As I settled into my seat about 10 minutes prior to the start of the concert, I heard the usual tuning of the instruments backstage. From the discordant tones stood out a clear passage played by a lone violin. It was from Brahms Symphony No. 1 in C minor, Op. 68. But I had to wait since that was the last piece of music to be played that night.

I admit that I wasn’t too familiar with the Hindemith work so I can’t really comment on how the orchestra played it. I did find the second movement quite interesting with the main theme repeated over and over as it got passed on from one group of instruments to another only to end up abruptly with a loud chord. And then what came next was a variation of that same theme but done with a jazzy feel to it by the trombones. And add to it the use of several lesser known percussion instruments like the tubular bells that added another facet to this very interesting movement. But during the end of the fourth and final movement, the brass section completely overpowered the strings and I could barely hear a sound from them despite their frantic bowing.

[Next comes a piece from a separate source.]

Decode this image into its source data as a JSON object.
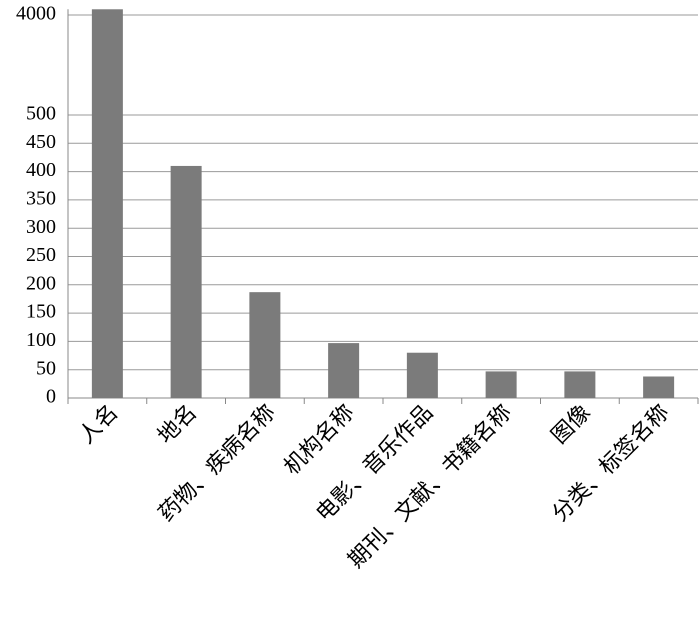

The next piece to be performed was the Chopin which is one of my favorite pieces of classical music. And I am glad that Albert Tiu delivered. He absolutely made the piano sing despite a few missed notes at the end of the difficult passages during the first and third movement. The second movement though was divine and the bassoon responded beautifully during the solo parts that supported the delicate and clear sounds from the famous slow section of this concerto. Again, I noticed that the brass section, particularly the horn was too loud. And unlike the bassoon solo which complimented the piano well, the horn sounded harsh which didn’t go well with the soft piano passages from this movement.

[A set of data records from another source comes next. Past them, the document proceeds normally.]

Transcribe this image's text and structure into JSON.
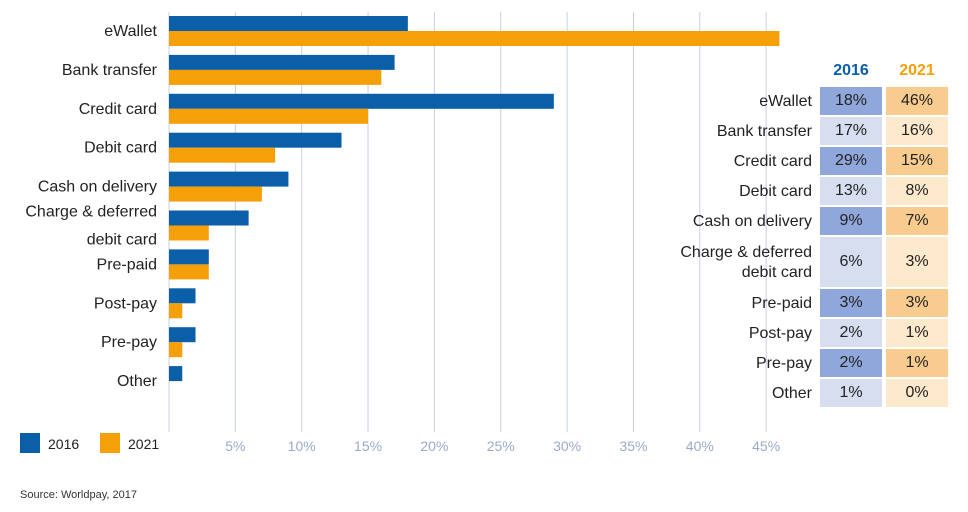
{
  "chart_data": {
    "type": "bar",
    "orientation": "horizontal",
    "categories": [
      "eWallet",
      "Bank transfer",
      "Credit card",
      "Debit card",
      "Cash on delivery",
      "Charge & deferred debit card",
      "Pre-paid",
      "Post-pay",
      "Pre-pay",
      "Other"
    ],
    "category_lines": [
      [
        "eWallet"
      ],
      [
        "Bank transfer"
      ],
      [
        "Credit card"
      ],
      [
        "Debit card"
      ],
      [
        "Cash on delivery"
      ],
      [
        "Charge & deferred",
        "debit card"
      ],
      [
        "Pre-paid"
      ],
      [
        "Post-pay"
      ],
      [
        "Pre-pay"
      ],
      [
        "Other"
      ]
    ],
    "series": [
      {
        "name": "2016",
        "color": "#0b5ea8",
        "values": [
          18,
          17,
          29,
          13,
          9,
          6,
          3,
          2,
          2,
          1
        ]
      },
      {
        "name": "2021",
        "color": "#f5a009",
        "values": [
          46,
          16,
          15,
          8,
          7,
          3,
          3,
          1,
          1,
          0
        ]
      }
    ],
    "xlim": [
      0,
      46
    ],
    "xticks": [
      5,
      10,
      15,
      20,
      25,
      30,
      35,
      40,
      45
    ],
    "xtick_labels": [
      "5%",
      "10%",
      "15%",
      "20%",
      "25%",
      "30%",
      "35%",
      "40%",
      "45%"
    ],
    "grid": "vertical",
    "legend_placement": "bottom-left"
  },
  "table": {
    "headers": [
      "2016",
      "2021"
    ],
    "header_colors": [
      "#0b5ea8",
      "#f5a009"
    ],
    "rows": [
      {
        "label": "eWallet",
        "v2016": "18%",
        "v2021": "46%"
      },
      {
        "label": "Bank transfer",
        "v2016": "17%",
        "v2021": "16%"
      },
      {
        "label": "Credit card",
        "v2016": "29%",
        "v2021": "15%"
      },
      {
        "label": "Debit card",
        "v2016": "13%",
        "v2021": "8%"
      },
      {
        "label": "Cash on delivery",
        "v2016": "9%",
        "v2021": "7%"
      },
      {
        "label": "Charge & deferred debit card",
        "label_lines": [
          "Charge & deferred",
          "debit card"
        ],
        "v2016": "6%",
        "v2021": "3%"
      },
      {
        "label": "Pre-paid",
        "v2016": "3%",
        "v2021": "3%"
      },
      {
        "label": "Post-pay",
        "v2016": "2%",
        "v2021": "1%"
      },
      {
        "label": "Pre-pay",
        "v2016": "2%",
        "v2021": "1%"
      },
      {
        "label": "Other",
        "v2016": "1%",
        "v2021": "0%"
      }
    ],
    "cell_colors": {
      "c2016_dark": "#8fa7da",
      "c2016_light": "#d6deef",
      "c2021_dark": "#f8cc8e",
      "c2021_light": "#fde9cc"
    }
  },
  "source": "Source: Worldpay, 2017"
}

The audience responded well to the Chopin with some already applauding even when the last note was still being played. Tiu then treated the audience with an encore of a piano transcription of Le Cygne by Camille Saint-Saëns. He was later mobbed by adoring fans at the lobby during the intermission.

Pianist Albert Tiu

The Brahms started out nicely with the ascending and descending tunes of the introduction accompanied by the steady beat of the timpani setting the mood for this heavyweight work. The solo parts were remarkable especially the oboist during the second movement. I wish that I could say the same for the sweet yet haunting violin solo but as I’ve noticed earlier, the horn was too loud again for me to appreciate this wonderful tune. But the horn finally delivered at the fourth movement during the famous horn call. The flute that immediately followed echoing this call was up to the task and he also played his part well.

It seemed like it was all coming together as the final movement comes to a triumphant end but somehow it didn’t turn out as well as I would’ve expected. A flute noticeably stuttered, a horn had a very cautious entry, and in a strange turn, during the second brass chorale that usually sends a shiver down my spine, the brass section was somehow underwhelming. This was the part where the hair at the back of my neck was supposed to rise but it didn’t. I’m not sure if the orchestra ran out of gas at the end. It’s not like they crashed and burned and had it all wrong in the end but it was more like it didn’t end right. The applause at the end which should’ve been the loudest was a bit restrained compared to the audience’s enthusiastic response to the Chopin piece.

Overall, it was a satisfying performance by the orchestra. The Chopin alone was worth it. I still feel a bit overwhelmed by the brass section but it made me think if adding a few members to the string section would’ve improved their sound production. Speaking of the strings section, during the orchestral tutti at the beginning of the Chopin piece, a member from the 2nd violin section stood up and left the stage. He came back after the first movement and exchanged instruments with the Associate Concertmaster. I think that the Associate broke a string or something and had to have it fixed. Fortunately, the one who left returned during the pause between the first two movements and everything went well during the rest of the performance.